The term second person inquiry was coined by Bill Torbert in 1998 to describe a particular quality of conversation and was subsequently developed by Peter Reason and Hilary Bradbury in their 2001 Handbook of Action Research to mean all forms of collaborative, face-to-face inquiry. However, this way of working became established at least two decades earlier as ‘new paradigm’ researchers sought to find creative and collaborative ways of conducting research with human subjects who acknowledged, and even celebrated, their humanity and capacity for self-determination. Second person inquiry encompasses a wide range of practices from one-to-one conversations to large-group inquiry processes. The thinking behind this approach and significant variations in this range of work are explored below, together with the main skills required for this sort of action research practice.

Second person inquiry holds a particular place in the action research field because it claims that there is a form of knowing that concerns people in relationship with others.

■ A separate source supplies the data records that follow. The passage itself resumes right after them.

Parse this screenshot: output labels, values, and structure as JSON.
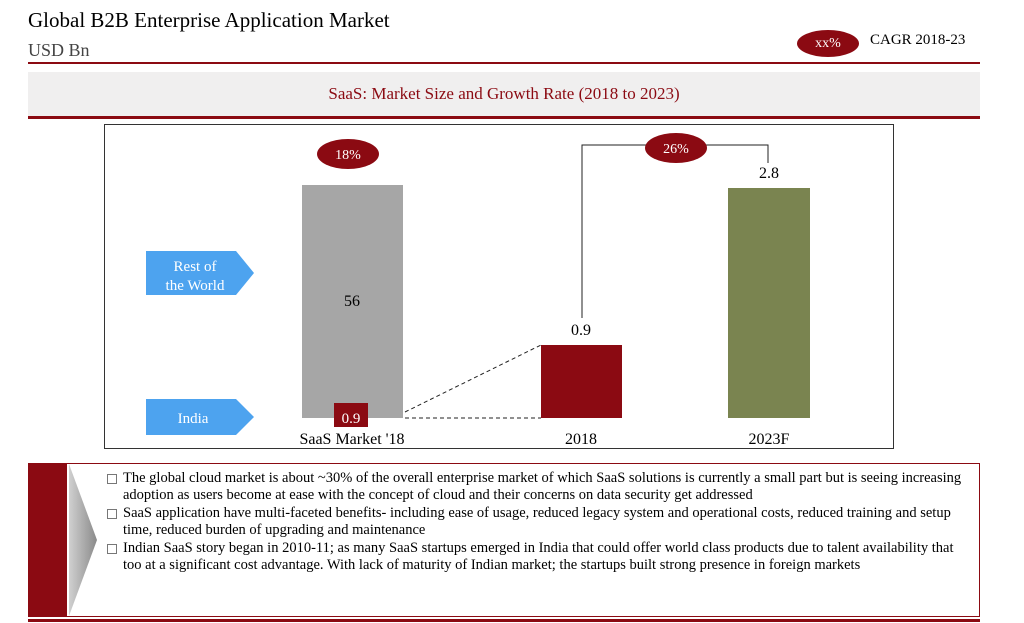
{
  "header": {
    "title": "Global B2B Enterprise Application Market",
    "subtitle": "USD Bn",
    "legend_badge": "xx%",
    "legend_text": "CAGR 2018-23"
  },
  "section_title": "SaaS: Market Size and Growth Rate (2018 to 2023)",
  "chart_data": {
    "type": "bar",
    "categories": [
      "SaaS Market '18",
      "2018",
      "2023F"
    ],
    "stacked_bar": {
      "category": "SaaS Market '18",
      "segments": [
        {
          "name": "Rest of the World",
          "value": 56,
          "label": "56",
          "color": "#a6a6a6"
        },
        {
          "name": "India",
          "value": 0.9,
          "label": "0.9",
          "color": "#8b0a12"
        }
      ]
    },
    "india_bars": [
      {
        "category": "2018",
        "value": 0.9,
        "label": "0.9",
        "color": "#8b0a12"
      },
      {
        "category": "2023F",
        "value": 2.8,
        "label": "2.8",
        "color": "#7a8450"
      }
    ],
    "growth_badges": [
      {
        "label": "18%",
        "applies_to": "SaaS Market '18"
      },
      {
        "label": "26%",
        "applies_to": "2018 to 2023F"
      }
    ],
    "callouts": [
      {
        "label": "Rest of\nthe World"
      },
      {
        "label": "India"
      }
    ],
    "colors": {
      "accent": "#8b0a12",
      "gray": "#a6a6a6",
      "olive": "#7a8450",
      "callout": "#4da3ef"
    }
  },
  "notes": [
    "The global cloud market is about ~30% of the overall enterprise market of which SaaS solutions is currently a small part but is seeing increasing adoption as users become at ease with the concept of cloud and their concerns on data security get addressed",
    "SaaS application have multi-faceted benefits- including ease of usage, reduced legacy system and operational costs, reduced training and setup time, reduced burden of upgrading and maintenance",
    "Indian SaaS story began in 2010-11; as many SaaS startups emerged in India that could offer world class products due to talent availability that too at a significant cost advantage. With lack of maturity of Indian market; the startups built strong presence in foreign markets"
  ]
}
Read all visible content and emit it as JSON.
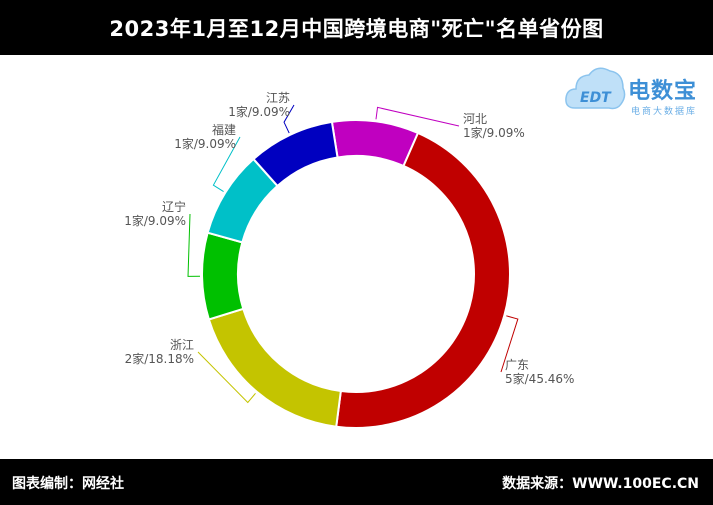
{
  "header": {
    "title": "2023年1月至12月中国跨境电商\"死亡\"名单省份图"
  },
  "footer": {
    "left": "图表编制：网经社",
    "right": "数据来源：WWW.100EC.CN"
  },
  "logo": {
    "title": "电数宝",
    "subtitle": "电商大数据库",
    "emblem_text": "EDT",
    "color": "#3d8fd6"
  },
  "chart_data": {
    "type": "pie",
    "variant": "donut",
    "start_angle_deg": 351,
    "slices": [
      {
        "name": "河北",
        "label": "1家/9.09%",
        "count": 1,
        "percent": 9.09,
        "color": "#c000c0"
      },
      {
        "name": "广东",
        "label": "5家/45.46%",
        "count": 5,
        "percent": 45.46,
        "color": "#c00000"
      },
      {
        "name": "浙江",
        "label": "2家/18.18%",
        "count": 2,
        "percent": 18.18,
        "color": "#c4c400"
      },
      {
        "name": "辽宁",
        "label": "1家/9.09%",
        "count": 1,
        "percent": 9.09,
        "color": "#00c000"
      },
      {
        "name": "福建",
        "label": "1家/9.09%",
        "count": 1,
        "percent": 9.09,
        "color": "#00c0c8"
      },
      {
        "name": "江苏",
        "label": "1家/9.09%",
        "count": 1,
        "percent": 9.09,
        "color": "#0000c0"
      }
    ]
  }
}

The idea of research with people rather than on them is held as a strong, informing value. John Heron, among others, argues that it is logically absurd to hold researchers as autonomous, meaning-making human agents but to treat the human subjects of research as if they are not equally self-determining. Mainstream research imposes meaning on human behaviour from the outside, as if researchers know what people are doing better than they themselves can. Furthermore, people are more than just thinking agents: They are sentient beings, who draw on experiential, symbolic, expressive and practical ways of knowing their world in addition to propositional sense making. Inquiry into the human experience, therefore, should try not to reduce all knowing to rational thinking. Humans encounter each other in ways that are tacit and cannot fully be described in language: The experience of relationship between persons, the act of encountering each other, is a vital and informing part of human life that is an inextricable part of how the world is understood and how knowledge of it is generated. Although there are certainly aspects of second person inquiry that draw on rationality, conversational approaches to inquiry that draw on a pragmatic tradition stemming from Dewey, at its fullest it is much more than group work or ‘putting heads together’ to solve problems: It is a way of trying to access and honour the tacit knowing of relationship, where experience is not.